# Alten Drucker anschließen



## Schnieder97 (6. Juli 2014)

*Alten Drucker anschließen*

Hallo,

ich habe ein kleines problem mit einem alten Drucker. 
Ich möchte den drucker gerne an meinen neuen PC anschließen, der Drucker unterstützt nur Seriellen Anschluss.
Gibt es die Möglichkeit den Drucker über USB anzuschließen? Oder gibt es da Erweiterungskarten für? 

Gruß 
Schnieder


----------



## Dr Bakterius (6. Juli 2014)

*AW: Alten Drucker anschließen*

So etwas in der Art?
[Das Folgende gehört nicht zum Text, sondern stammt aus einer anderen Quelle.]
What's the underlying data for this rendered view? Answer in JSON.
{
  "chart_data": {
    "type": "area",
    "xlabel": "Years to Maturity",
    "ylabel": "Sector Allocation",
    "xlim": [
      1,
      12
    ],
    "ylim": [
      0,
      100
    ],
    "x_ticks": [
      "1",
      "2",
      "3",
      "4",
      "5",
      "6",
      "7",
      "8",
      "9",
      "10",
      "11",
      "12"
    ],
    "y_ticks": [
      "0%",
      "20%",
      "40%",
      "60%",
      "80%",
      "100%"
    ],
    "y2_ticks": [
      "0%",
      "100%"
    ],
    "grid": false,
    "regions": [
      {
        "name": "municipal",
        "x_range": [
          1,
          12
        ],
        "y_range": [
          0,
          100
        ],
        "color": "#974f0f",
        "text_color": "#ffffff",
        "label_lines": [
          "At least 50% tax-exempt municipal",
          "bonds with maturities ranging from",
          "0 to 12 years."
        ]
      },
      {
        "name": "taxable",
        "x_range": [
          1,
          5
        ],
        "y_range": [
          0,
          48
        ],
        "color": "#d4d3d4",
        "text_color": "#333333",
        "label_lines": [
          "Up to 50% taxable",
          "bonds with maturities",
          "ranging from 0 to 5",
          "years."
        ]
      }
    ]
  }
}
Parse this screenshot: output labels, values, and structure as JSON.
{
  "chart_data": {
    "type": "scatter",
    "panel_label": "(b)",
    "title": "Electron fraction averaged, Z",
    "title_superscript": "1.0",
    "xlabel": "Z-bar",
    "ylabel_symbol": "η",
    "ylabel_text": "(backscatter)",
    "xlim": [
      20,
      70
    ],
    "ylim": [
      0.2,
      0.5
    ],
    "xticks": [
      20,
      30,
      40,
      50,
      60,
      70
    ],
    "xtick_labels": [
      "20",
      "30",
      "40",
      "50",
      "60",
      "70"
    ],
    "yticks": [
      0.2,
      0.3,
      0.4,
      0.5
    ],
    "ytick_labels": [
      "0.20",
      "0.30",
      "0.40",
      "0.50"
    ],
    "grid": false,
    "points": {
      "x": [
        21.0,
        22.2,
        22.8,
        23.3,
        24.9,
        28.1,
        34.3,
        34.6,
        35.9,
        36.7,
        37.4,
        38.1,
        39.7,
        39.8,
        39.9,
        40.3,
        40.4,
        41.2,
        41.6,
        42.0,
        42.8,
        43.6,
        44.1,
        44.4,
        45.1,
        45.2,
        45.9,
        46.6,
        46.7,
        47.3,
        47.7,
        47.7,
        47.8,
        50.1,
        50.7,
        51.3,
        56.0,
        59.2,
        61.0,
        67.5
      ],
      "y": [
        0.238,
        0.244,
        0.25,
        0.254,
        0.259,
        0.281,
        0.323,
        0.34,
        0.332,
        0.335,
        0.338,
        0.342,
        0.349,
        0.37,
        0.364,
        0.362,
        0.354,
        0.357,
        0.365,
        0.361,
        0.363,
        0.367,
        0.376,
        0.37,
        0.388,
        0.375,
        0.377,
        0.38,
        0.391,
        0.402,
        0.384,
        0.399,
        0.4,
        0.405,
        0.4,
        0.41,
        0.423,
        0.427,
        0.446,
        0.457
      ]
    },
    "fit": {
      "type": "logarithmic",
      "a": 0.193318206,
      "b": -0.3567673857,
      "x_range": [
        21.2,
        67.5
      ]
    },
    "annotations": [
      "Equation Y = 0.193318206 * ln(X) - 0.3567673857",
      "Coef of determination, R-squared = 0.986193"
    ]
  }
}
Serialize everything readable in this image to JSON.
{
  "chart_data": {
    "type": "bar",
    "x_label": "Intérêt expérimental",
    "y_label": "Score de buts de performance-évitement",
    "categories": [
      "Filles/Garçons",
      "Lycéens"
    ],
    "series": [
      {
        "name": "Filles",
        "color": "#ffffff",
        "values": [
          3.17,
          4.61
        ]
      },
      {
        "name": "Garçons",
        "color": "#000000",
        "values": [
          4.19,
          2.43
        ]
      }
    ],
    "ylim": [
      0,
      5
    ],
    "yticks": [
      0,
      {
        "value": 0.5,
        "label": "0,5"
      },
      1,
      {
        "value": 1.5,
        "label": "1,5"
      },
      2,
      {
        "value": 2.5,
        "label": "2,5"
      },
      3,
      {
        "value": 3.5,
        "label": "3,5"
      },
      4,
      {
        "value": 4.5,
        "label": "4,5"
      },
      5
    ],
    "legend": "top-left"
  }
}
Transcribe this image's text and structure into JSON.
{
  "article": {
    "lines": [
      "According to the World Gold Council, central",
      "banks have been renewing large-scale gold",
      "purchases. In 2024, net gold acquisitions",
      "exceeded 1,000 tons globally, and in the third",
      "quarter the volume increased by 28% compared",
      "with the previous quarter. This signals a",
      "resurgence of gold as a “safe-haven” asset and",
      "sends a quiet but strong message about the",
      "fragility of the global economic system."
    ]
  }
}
Du meintest auch sicherlich den Parallelport


----------



## keinnick (6. Juli 2014)

*AW: Alten Drucker anschließen*

Bist Du sicher, dass es für den Drucker noch Treiber für aktuelle Betriebssysteme gibt?


----------



## Schnieder97 (6. Juli 2014)

*AW: Alten Drucker anschließen*

Nein es ist der serielle anschluss.

Kann ich nicht sagen.


----------



## Dr Bakterius (6. Juli 2014)

*AW: Alten Drucker anschließen*

Genua äh genau, ich würde erstmal nach Treibern schauen. Dann vielleicht so etwas


----------



## V1p3R0105 (6. Juli 2014)

*AW: Alten Drucker anschließen*

Wie währe es wenn du uns das Modell des Druckers sagst dann kann man schauen was du benötigst


----------



## T-Drive (7. Juli 2014)

*AW: Alten Drucker anschließen*

Bei Druckern halt ich von Adaptern mal überhaupt nichts. Wenn du unbedingt seriell brauchst dann würd ich sowas nehmen

https://geizhals.de/eu/delock-89003-a371298.html

Aber wie oben gesagt, die Treiberfrage klären, obwohl Windows eine Menge an Bord hat, für Drucker.


----------



## Tommi1 (7. Juli 2014)

*AW: Alten Drucker anschließen*

Naja...

Hatte auch diese Karte für meinen alten Laserdrucker (Hp Laserjet 6P) drin.
Hat nur Probleme gemacht bei mir.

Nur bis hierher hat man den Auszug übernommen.